Keith si lasciò sfuggire un grugnito di depressione, poi ritornò in salotto. Gli venne servito il pranzo; mangiò, poi aprì la valigia che aveva preso a Tamba Ngasi. Era simile alla sua, persino nel contenuto: biancheria pulita, articoli da toeletta, effetti personali, un raccoglitore di documenti. I documenti, stampati nei fioriti caratteri neo africani, non erano di particolare interesse: una lista elettorale, varie notifiche ufficiali. Keith trovò una direttiva che diceva: «Quando arriverai a Fejo prenderai alloggio in Rue Arsabatte 453, dove è stata allestita una suite conveniente. Quanto prima possibile informerai della tua presenza il Capoufficio del Parlamento.»
Keith sorrise debolmente. Avrebbe semplicemente dichiarato di preferire l’Hotel des Tropiques. E chi avrebbe discusso il capriccio del capo di una terra di confine, noto per il cattivo carattere?

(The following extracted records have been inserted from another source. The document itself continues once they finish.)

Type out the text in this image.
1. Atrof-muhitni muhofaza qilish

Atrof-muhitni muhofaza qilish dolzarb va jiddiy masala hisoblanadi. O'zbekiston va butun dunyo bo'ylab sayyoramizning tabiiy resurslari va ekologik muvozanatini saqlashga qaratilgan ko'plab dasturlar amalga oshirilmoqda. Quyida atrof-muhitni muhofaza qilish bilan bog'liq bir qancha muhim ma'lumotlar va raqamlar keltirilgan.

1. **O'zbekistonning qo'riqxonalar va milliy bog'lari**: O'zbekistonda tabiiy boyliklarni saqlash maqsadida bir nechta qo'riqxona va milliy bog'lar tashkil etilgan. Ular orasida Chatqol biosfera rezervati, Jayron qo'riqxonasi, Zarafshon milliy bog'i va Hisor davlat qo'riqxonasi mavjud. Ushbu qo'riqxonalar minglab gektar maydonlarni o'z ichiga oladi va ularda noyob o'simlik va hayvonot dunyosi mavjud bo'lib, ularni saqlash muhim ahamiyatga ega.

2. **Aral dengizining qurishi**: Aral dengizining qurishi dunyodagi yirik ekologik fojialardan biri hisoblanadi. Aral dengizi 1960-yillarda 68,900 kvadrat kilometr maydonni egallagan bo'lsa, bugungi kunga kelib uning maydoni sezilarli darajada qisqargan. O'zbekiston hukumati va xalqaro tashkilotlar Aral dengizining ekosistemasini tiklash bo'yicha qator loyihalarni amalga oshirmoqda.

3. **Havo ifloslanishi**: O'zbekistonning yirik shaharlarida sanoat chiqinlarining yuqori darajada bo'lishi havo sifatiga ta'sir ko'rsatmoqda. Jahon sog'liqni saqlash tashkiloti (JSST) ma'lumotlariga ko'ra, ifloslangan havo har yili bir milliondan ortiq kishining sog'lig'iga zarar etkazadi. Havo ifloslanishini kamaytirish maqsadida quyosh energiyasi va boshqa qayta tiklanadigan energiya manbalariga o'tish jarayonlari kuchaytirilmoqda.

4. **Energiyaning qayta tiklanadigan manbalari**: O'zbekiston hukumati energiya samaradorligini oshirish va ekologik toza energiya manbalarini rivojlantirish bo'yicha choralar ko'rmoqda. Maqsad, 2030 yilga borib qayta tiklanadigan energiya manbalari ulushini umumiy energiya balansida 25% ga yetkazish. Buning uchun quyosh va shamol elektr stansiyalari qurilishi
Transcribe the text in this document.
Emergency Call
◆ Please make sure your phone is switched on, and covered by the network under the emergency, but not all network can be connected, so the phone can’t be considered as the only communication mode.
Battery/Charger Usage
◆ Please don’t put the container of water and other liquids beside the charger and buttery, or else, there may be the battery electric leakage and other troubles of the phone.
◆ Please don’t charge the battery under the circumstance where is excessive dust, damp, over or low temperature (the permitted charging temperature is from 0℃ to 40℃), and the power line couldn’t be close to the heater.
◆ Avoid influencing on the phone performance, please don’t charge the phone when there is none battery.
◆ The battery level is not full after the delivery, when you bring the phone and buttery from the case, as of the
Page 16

Mentre riponeva il contenuto della valigia di Tamba Ngasi, Keith si accorse di qualcosa di molto particolare. Gli oggetti gli davano un’impressione… strana. Quella scatola del feticcio, per esempio, pesava mezza oncia di troppo. La mente di Keith sfrecciò attraverso tutta una rete di speculazioni. Quella penna a sfera un po’ ammaccata… La esaminò attentamente, l’allontanò da sé, premette il pulsante estensore. Uno scatto, un sibilo, uno spruzzo di gas nebuloso. Keith balzò indietro, si spostò dall’altra parte della stanza.
Era una pistola a gas in miniatura, progettata per soffiare del narcotico dentro e attraverso i pori della pelle. Una conferma ai suoi sospetti… e in quale strana direzione portavano!